Jepsen is a framework built to test the behavior of distributed systems under faults. The tests in this particular project deploy Flink on either YARN or Mesos, submit a job, and examine the availability of the job after injecting faults. A job is said to be available if all the tasks of the job are running. The faults that can be currently introduced to the Flink cluster include:
- Killing of TaskManager/JobManager processes
- Stopping HDFS NameNode
- Network partitions
There are many more properties other than job availability that could be verified but are not yet covered by this test suite, e.g., end-to-end exactly-once processing semantics.
See the Jepsen documentation
for how to set up the environment to run tests. The script under scripts/run-tests.sh
documents how to invoke
tests. The Flink job used for testing is located under
flink-end-to-end-tests/flink-datastream-allround-test
. You have to build the job first and copy
the resulting jar (DataStreamAllroundTestProgram.jar
) to the ./bin
directory of this project's
root.
To simplify development, we have prepared Dockerfiles and a Docker Compose template so that you can run the tests locally in containers. To build the images and start the containers, simply run:
$ cd docker
$ ./up.sh
After the containers started, open a new terminal window and run docker exec -it jepsen-control bash
.
This will allow you to run arbitrary commands on the control node.

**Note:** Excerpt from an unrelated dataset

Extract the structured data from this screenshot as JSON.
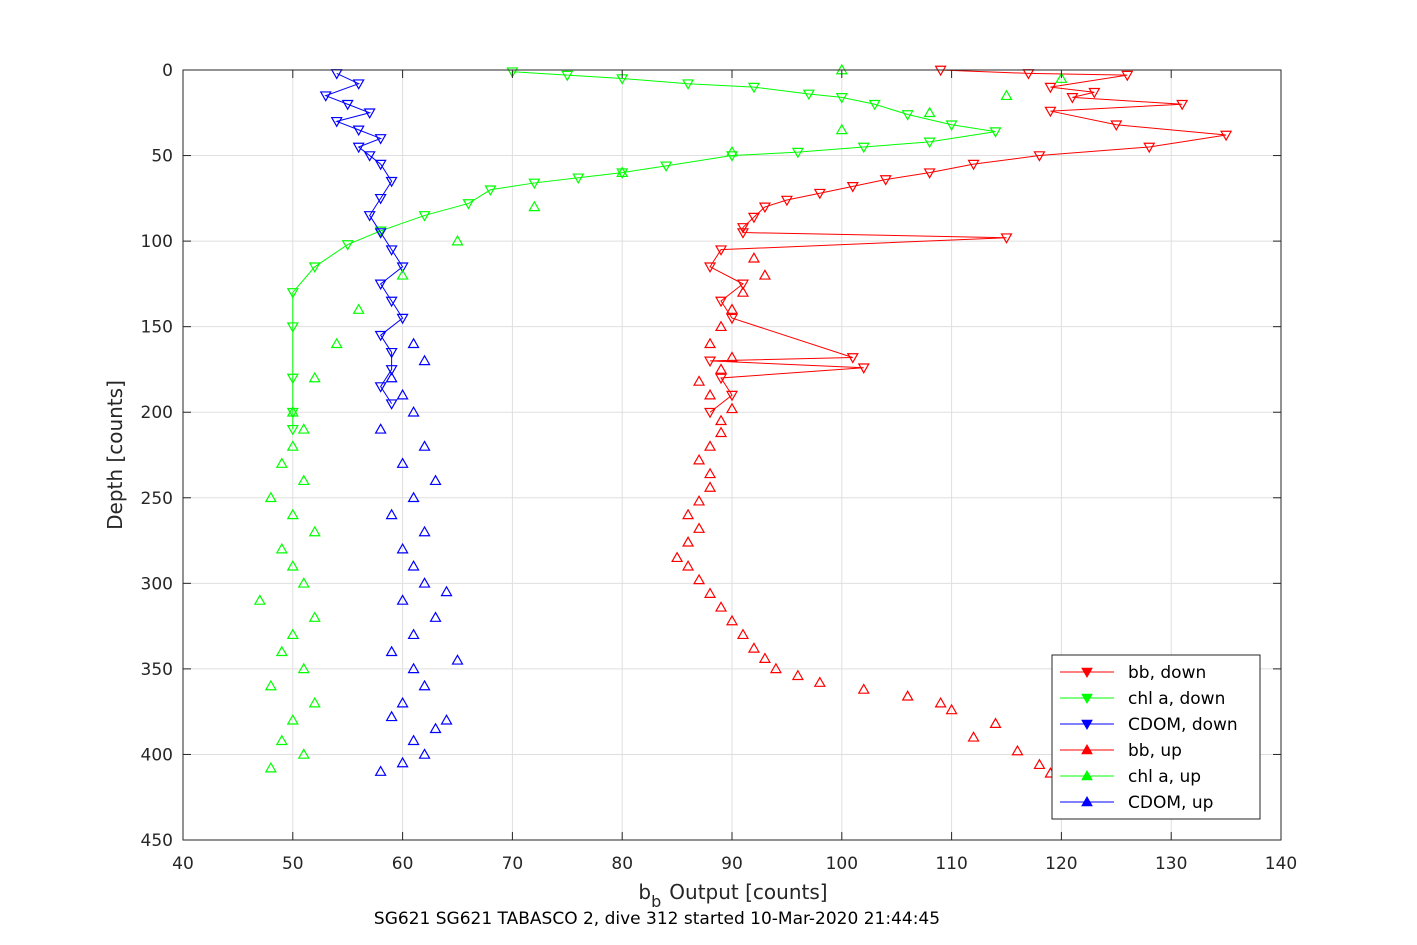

To start the tests, you can use the run-tests.sh
script in the docker
directory,
which expects the number of test iterations, and a URI to a Flink distribution, e.g.,
./docker/run-tests.sh 1 https://example.com/flink-dist.tgz
The project's root is mounted as a volume to all containers under the path /jepsen
.
This means that changes to the test sources are immediately reflected in the control node container.
Moreover, this allows you to test locally built Flink distributions by copying the tarball to the
project's root and passing a URI with the file://
scheme to the run-tests.sh
script, e.g.,
file:///jepsen/flink-dist.tgz
.
The tests have high memory demands due to the many processes that are started by the control node. For example, to test Flink on YARN in a HA setup, we require ZooKeeper, HDFS NameNode, HDFS DataNode, YARN NodeManager, and YARN ResourceManager, in addition to the Flink processes. We found that the tests can be run comfortably in Docker containers on a machine with 32 GiB RAM.
Consult the jepsen.log
file for the particular test run in the store
folder. The final output of every test will be either
Everything looks good! ヽ('ー`)ノ
or
Analysis invalid! (ノಥ益ಥ)ノ ┻━┻
depending on whether the test passed or not. If neither output is generated, the test did not finish properly due to problems of the environment, bugs in Jepsen or in the test suite, etc.
In addition, the test directories contain all relevant log files aggregated from all hosts.